Summary
さまざまな病気の徴候でもっと生理学的に関連するモデル開発およびに実装した創薬プログラムであります。ここで説明した新しいモデルのシステムは、回転楕円体を培養し、新しい抗がん剤を検索する高スループット 1536 ウェル プレート ベース システムで上映することができますどのように立体化腫瘍を示しています。
Abstract
プラスチックの表面を 2 次元 (2 D) 中がん細胞で培養されたが日常的に。この手法は、しかし、欠けている腫瘍の真の環境質量は、 in vivoにさらされています。固形腫瘍はプラスチック、関連付けられているシートではなく育つが、三次元 (3 D) のクローン細胞のコレクションとして代わりにスペースの彼らの隣人と正常細胞の極性の中断などの空間特性の相互作用します。これらの相互作用を引き起こす 3 D 培養細胞の生体内で腫瘍により関連している形態学的および細胞の特性を獲得します。さらに、腫瘍間質と免疫細胞だけでなく、他のすべてのセル型から細胞外マトリックスなど他の細胞型との直接接触、質量。堆積したマトリックスは、コラーゲンとフィブロネクチンなどの高分子で構成されます。
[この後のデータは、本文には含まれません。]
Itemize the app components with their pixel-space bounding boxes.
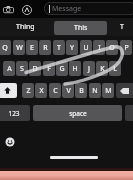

ベンチから枕元に腫瘍学の研究成果の翻訳を向上しようとして、多くのグループは、医薬品開発戦略における 3 D モデル システムの使用を調査し始めています。これらのシステムは、彼らは腫瘍の複雑な異機種混在環境を再現しようと思うのでもっと生理学的に関連すると考えられます。これらのシステムはしかし、非常に複雑にすることができますが 96-ウェル フォーマットおよび 384 でも今いくつかの成長に従う、彼らは大規模な成長とスクリーニングのためのいくつかの選択肢を提供します。これは、観察のギャップは、1536 ウェル プレートの高スループット能力における文化腫瘍スフェロイドを詳しくここで説明する方法の開発につながっています。これらのメソッドは、画面、および従来の 2 D の試金することは困難である非常に複雑な行列ベース システムに妥協を表します。さまざまな遺伝的変異を異なるがん細胞は Mitogen-Activated 蛋白質キナーゼや MAPK 経路をターゲット化合物の精選されたライブラリを使用して化合物の有効性を調べること、正常に上映されます。スフェロイド培養反応を比較する、2次元の成長細胞の応答と差分の活動が報告されます。これらのメソッドは、高スループットの 3 D 設定の複合アクティビティをテストするための独自のプロトコルを提供します。
Introduction
過去 10 年間より多くの研究は、プラスチックで 2 D のセルの成長によって完全に締めくくっているない概念を理解する 3 D 細胞培養モデルの使用を実装しています。これらの概念の例としては、生存率と細胞の運命を制御する細胞外のマトリックスの役割と同様、細胞の樹状突起と基底層の空間的なオリエンテーションが失われ、正常な上皮細胞極性1交替。特に、腫瘍学研究は、がん細胞と 2 D と 3 D 細胞培養システム3,4の違いの基本的な生物学を理解するのに 3 D モデルを使用います。高度な細胞培養の技術とウェル フォーマットへ彼らのさらに適応の開発は、3 D 設定で新しい薬剤のための検索を可能にしました。階層型セルラー システム5から異なるサイズの単一細胞型球を複雑腫瘍範囲の 3 D モデル、2 D 条件の下で複雑なマルチ マルチセル型球6,7,細胞とは対照的8します。 新規化合物または強力これら 3 d モデル システムの細胞死を誘発する生物学的製剤の発見は、したがって、薬物開発キャンペーンで高金利。これらのアッセイのエンドポイントは通常は細胞増殖の変化を評価するために 2D 文化で実行されるものと同じ、彼らはターゲット遺伝子や経路中の依存性の本当のレベルを明らかにするかもしれないときにもっと生理学的に関連する設定で実施し、尋問。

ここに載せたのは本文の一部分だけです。